その想いに溺れて、窒息してしまいそうだ。
授業中に久保が他の生徒を指名するだけで嫉妬してしまう。
旧校舎の踊り場を通る度に、文化祭の時の女性の事を詮索したくなる。
(こんな事を口にしたって、久保センを困らせるだけなのに……。)
それでも、嫉妬心と独占欲はどんどんと増えていく。
紗智は亜希が物思いに耽っている合間に、メールを作り終えると、ぽちりと決定ボタンを押して、メールを送信する。
「よし、送信完了! 後は内田からの返事待ち。」
「……内田?」
「そう、『ダメじゃない』んでしょ?」
「エエッ?!」
「部活のマネージャーやってて良かったあ~。」
「良かったじゃないよ!」
慌てて携帯を取り上げようとしてくる亜希を、器用に躱す。
「別にデートくらい良いじゃない。あ、ほら、返ってきたよ?」
「……ええ?! もう?」
「うん。

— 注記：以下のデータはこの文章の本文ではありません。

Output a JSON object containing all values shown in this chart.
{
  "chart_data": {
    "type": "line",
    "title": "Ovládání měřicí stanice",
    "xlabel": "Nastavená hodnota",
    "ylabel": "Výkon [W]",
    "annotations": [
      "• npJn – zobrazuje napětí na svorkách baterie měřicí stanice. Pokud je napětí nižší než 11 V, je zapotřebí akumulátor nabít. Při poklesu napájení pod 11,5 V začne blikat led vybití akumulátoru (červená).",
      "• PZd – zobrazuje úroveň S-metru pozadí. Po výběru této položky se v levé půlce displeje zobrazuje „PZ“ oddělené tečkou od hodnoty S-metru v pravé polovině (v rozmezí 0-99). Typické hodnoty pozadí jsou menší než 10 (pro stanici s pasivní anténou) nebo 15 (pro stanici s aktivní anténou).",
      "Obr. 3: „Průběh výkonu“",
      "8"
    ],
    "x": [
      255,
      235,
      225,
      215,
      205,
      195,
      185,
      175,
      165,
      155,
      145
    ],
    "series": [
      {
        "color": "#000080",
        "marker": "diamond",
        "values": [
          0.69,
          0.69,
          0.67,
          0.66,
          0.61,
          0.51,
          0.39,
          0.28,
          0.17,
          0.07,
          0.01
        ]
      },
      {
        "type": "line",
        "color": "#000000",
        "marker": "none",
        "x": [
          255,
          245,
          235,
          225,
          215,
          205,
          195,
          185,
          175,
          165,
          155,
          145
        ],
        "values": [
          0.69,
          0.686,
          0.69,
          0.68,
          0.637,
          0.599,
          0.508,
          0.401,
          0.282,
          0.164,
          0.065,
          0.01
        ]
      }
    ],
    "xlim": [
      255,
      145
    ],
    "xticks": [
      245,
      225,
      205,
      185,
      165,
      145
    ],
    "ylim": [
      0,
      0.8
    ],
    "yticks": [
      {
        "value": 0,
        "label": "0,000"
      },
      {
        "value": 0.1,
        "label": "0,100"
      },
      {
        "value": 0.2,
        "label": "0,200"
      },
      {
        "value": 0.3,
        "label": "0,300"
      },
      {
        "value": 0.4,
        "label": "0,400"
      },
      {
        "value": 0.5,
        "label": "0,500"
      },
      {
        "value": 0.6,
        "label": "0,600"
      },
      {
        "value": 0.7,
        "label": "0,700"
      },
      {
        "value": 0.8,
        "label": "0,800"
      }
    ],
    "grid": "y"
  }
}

」
「これは脈ありだ」と笑う紗智の手には、水戸黄門の印籠みたいに内田の「OK」のメールが届いていた。
そして、週末。
「……おっかしいなあ。紗智の奴、確かに入園口前に集合って言ってたよな?」
「うん……。」
既に10分以上、紗智と翔が来るのを待っている。
「待ちくたびれたな。」
「そうだね……。」
「とりあえず、中に入って連絡を待とうぜ。」
「へ?」
「遅れるあいつらが悪い。ほら、行くぞ!」
「ちょ……ッ。」
「せっかくワンデーパスポート。遊ばないと損だろう?」
するりと手を取られて、内田に引っ張られながら、遊園地の入口をくぐる。